Ochtenddauw zuchtte. Ze wist dat de poes gelijk had. Ze had het verhaal al zo vaak gehoord, dat de SterrenClan niet zo krachtig waren als iedereen dacht. Maar wijsheid was soms het krachtigste wapen wat er was, dus zo zwak waren ze niet. Ze was benieuwd naar hoe de andere medicijnkatten zich voelden en wilde hun graag spreken. Dus zei ze gedag tegen de twee SterrenClankatten en trippelde ze naar een bekende plaats, de plaats die ze voor het laatst had gezien: de Maanpoel.

Zoals gehoopt waren de andere medicijnkatten daar ook, plus nog een andere kater die ze kende als Heemstvleugel, een SchaduwClankrijger die blijkbaar ook gestorven was. ‘Ochtenddauw!’ riep Waterplons uitgelaten uit toen hij haar opmerkte. Hij haastte zich naar haar toe. ‘Ik zag je strijden! Je hebt dapper gevochten,’ complimenteerde hij haar. Ochtenddauw knikte dankbaar. ‘Dank je, maar het was niet genoeg en nu heb ik de DonderClan verlaten zonder een nieuwe opvolger!’ jammerde ze. Ze zag Avondmaan aan de andere kant van de Maanpoel onrustig op haar poten schuifelen. ‘Wat is er?’ vroeg ze aan de vroegere HemelClankat. De grijswitte poes keek haar angstig aan. ‘Het spijt me zo! Dit is allemaal mijn schuld! Ik had jullie het moeten vertellen, we hadden moeten vechten! Waarom heb ik zo erg gefaald?!’

‘Je hebt niet gefaald,’ stelde Vlamhart haar gerust. ‘Wie weet was dit de juiste beslissing.’ Echostam keek haar ongeloofwaardig aan. ‘De juiste beslissing? Ben je gek geworden? Hoe is onze dood het beste voor de Clans?’ Ze moest toegeven dat de WindClanmedicijnkat een punt had. Maar toch, Vlamhart was de oudste en wijste van hun allemaal, je moest haar niet onderschatten. De SchaduwClanmedicijnkat zag er ook veel jonger en gezonder uit dan toen ze nog leefde. ‘Heemstvleugel heeft me alles vertelt over wat hij weet over de zwerfkatten en hun plannen om de Clans voorgoed te vernietigen.’ Avondmaan knikte instemmend. ‘Duivelpoot werkt met hun mee, of niet?’ vroeg ze aan de kater. De bruin gestreepte krijger keek haar verbaasd aan. ‘Weet jij van Duivelpoot?’ Ochtenddauws vriendin knikte. ‘Zijn zus, Engel, heeft mij vertelt over zijn plan om mij te vermoorden zodat de zwerfkatten de HemelClan konden uitschakelen, omdat wij met het meest zijn. Ik vroeg haar om hem te overtuigen om mij alleen te vermoorden op mijn reis naar de Maanpoel, maar blijkbaar kreeg hij een nog beter idee.’ De poes boog verdrietig haar kop en Ochtenddauw wist hoe schuldig ze zich voelde.

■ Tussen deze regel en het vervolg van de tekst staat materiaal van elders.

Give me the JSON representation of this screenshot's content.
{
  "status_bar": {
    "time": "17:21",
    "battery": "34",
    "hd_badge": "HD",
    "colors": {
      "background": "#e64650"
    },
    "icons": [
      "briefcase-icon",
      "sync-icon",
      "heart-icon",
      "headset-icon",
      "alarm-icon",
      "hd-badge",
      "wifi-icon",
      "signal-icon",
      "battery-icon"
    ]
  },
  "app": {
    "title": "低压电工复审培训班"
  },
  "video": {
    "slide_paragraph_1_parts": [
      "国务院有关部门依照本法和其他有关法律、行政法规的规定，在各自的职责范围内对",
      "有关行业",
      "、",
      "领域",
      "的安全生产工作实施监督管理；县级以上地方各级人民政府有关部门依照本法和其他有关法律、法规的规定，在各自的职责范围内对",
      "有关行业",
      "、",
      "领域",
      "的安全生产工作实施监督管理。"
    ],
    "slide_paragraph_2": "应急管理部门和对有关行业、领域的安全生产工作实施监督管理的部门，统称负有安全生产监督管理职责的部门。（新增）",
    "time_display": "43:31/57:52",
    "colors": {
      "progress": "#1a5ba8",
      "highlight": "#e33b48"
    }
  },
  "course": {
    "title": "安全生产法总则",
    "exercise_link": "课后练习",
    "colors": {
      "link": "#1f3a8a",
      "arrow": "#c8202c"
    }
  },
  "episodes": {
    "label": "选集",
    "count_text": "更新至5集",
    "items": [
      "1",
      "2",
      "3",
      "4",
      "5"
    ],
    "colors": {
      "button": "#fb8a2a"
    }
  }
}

‘Wat geweest is, is geweest,’ steunde Cederoor haar. ‘Vertel je plan, Vlamhart.’ De oranje poes knikte. ‘De zwerfkatten denken nu dat ze gewonnen hebben, maar we kunnen dit ook in ons voordeel gebruiken. Wij moeten ieder iemand kiezen uit de Clan om de eerstvolgende medicijnkat te worden, óók degene in wiens Clan er nog steeds een medicijnkat is,’ vertelde de poes en met haar laatste woorden keek ze vooral naar Avondmaan en Waterplons. ‘Wij zullen hen opleiden vanuit de SterrenClan en in hun dromen hen zoveel mogelijk bijbrengen. En als wij er niet zijn zullen Melkpoot en Rietsteel er zijn om hun alles over medicijnkattechnieken te leren.’ Alle katten rond de Maanpoel knikte goedkeurend. ‘Doen we,’ mompelde Echostam. Daarna gingen ze allemaal terug naar hun eigen Clan, goed nadenkend over wie ze zouden kiezen. Ochtenddauw dacht goed na over de katten in de DonderClan. Wie o wie zou de juiste keuze zijn?